The Departed, at nearly two and a half hours in length, packs in plenty of mayhem and conflict both between and within the cops and criminals. There is overt tension throughout the police force, particularly because the two men in charge of the undercover operations, the patriarchal Oliver Queenan (Martin Sheen) and the hot-tempered Detective Dignam (Mark Wahlberg), refuse to share information with others about their moles. Costello’s gang, founded as it is on violence, shows signs of age and wear. Nicholson gives a patented “Jack” performance, meaning that he makes Costello seem a little crazier than he should be, although it works in the end to suggest the frayed edges of his gang. Costello’s number one, a bearded psycho named Mr. French (Ray Winstone), forces tensions even closer to the edge.

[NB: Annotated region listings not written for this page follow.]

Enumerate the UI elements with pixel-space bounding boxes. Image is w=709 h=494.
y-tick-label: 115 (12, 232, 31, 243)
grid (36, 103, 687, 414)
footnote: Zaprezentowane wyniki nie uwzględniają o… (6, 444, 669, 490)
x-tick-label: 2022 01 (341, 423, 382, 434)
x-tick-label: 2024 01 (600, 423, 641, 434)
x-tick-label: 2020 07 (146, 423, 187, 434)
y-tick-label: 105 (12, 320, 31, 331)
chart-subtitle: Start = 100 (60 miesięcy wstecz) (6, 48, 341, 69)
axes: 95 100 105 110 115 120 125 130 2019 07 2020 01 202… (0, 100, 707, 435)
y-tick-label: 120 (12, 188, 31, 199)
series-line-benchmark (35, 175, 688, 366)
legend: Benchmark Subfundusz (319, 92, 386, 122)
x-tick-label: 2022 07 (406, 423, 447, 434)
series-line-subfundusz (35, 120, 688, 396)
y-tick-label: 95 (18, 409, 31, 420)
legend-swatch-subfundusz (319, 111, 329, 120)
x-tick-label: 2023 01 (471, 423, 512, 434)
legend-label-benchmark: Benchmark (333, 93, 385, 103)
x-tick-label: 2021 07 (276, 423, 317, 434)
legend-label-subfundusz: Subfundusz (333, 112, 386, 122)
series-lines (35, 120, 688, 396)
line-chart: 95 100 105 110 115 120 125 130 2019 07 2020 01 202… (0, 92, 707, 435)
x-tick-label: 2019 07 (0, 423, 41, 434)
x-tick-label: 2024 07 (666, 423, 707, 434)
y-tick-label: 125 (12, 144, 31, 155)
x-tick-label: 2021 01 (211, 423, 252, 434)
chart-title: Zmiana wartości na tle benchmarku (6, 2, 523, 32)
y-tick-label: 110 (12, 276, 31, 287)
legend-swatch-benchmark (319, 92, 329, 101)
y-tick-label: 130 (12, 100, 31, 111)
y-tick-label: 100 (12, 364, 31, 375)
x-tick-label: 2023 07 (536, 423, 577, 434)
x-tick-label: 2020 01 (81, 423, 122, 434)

If the film has a weakness, it is in the subplot involving Sullivan’s girlfriend, a police psychiatrist named Madolyn (Vera Farmiga). She unwittingly becomes involved with both Sullivan and Costigan, unaware that they are both moles pretending to be something other than what they are. Madolyn is positioned between these opposing characters, the unseen lynchpin to the entire narrative, yet she never feels like an organic part of the story. Her character seems woefully underdeveloped; she is reduced to constantly reacting to Damon and DiCaprio, never acting in her own right. Her scenes seem stitched into the otherwise testosterone-heavy goings-on, even when she plays a crucial role in the final act that gives the story a sudden moral weight.

Even with that weakness, though, The Departed is an absorbing thriller that grips you from the opening images of Nicholson walking in darkness to the opening strains of The Rolling Stones’ “Gimme Shelter” rolling languidly on the soundtrack, to the gory succession of shockingly unexpected killings that bring things to a close. In between Scorsese pours on the operatic mayhem, introspective intrigue, and masculine jostling for authority laced with Catholic overtones about guilt, honor, and father-son bonds. This is crime melodrama as only Scorsese can deliver it, even if we sense in the edges of the frame that he’s subtly laughing at the over-ripeness of it all. “I don’t want to be a product of my environment,” Nicholson’s character tells us near the beginning of the film. “I want my environment to be a product of me”--words that may as well have come from Scorsese’s own mouth.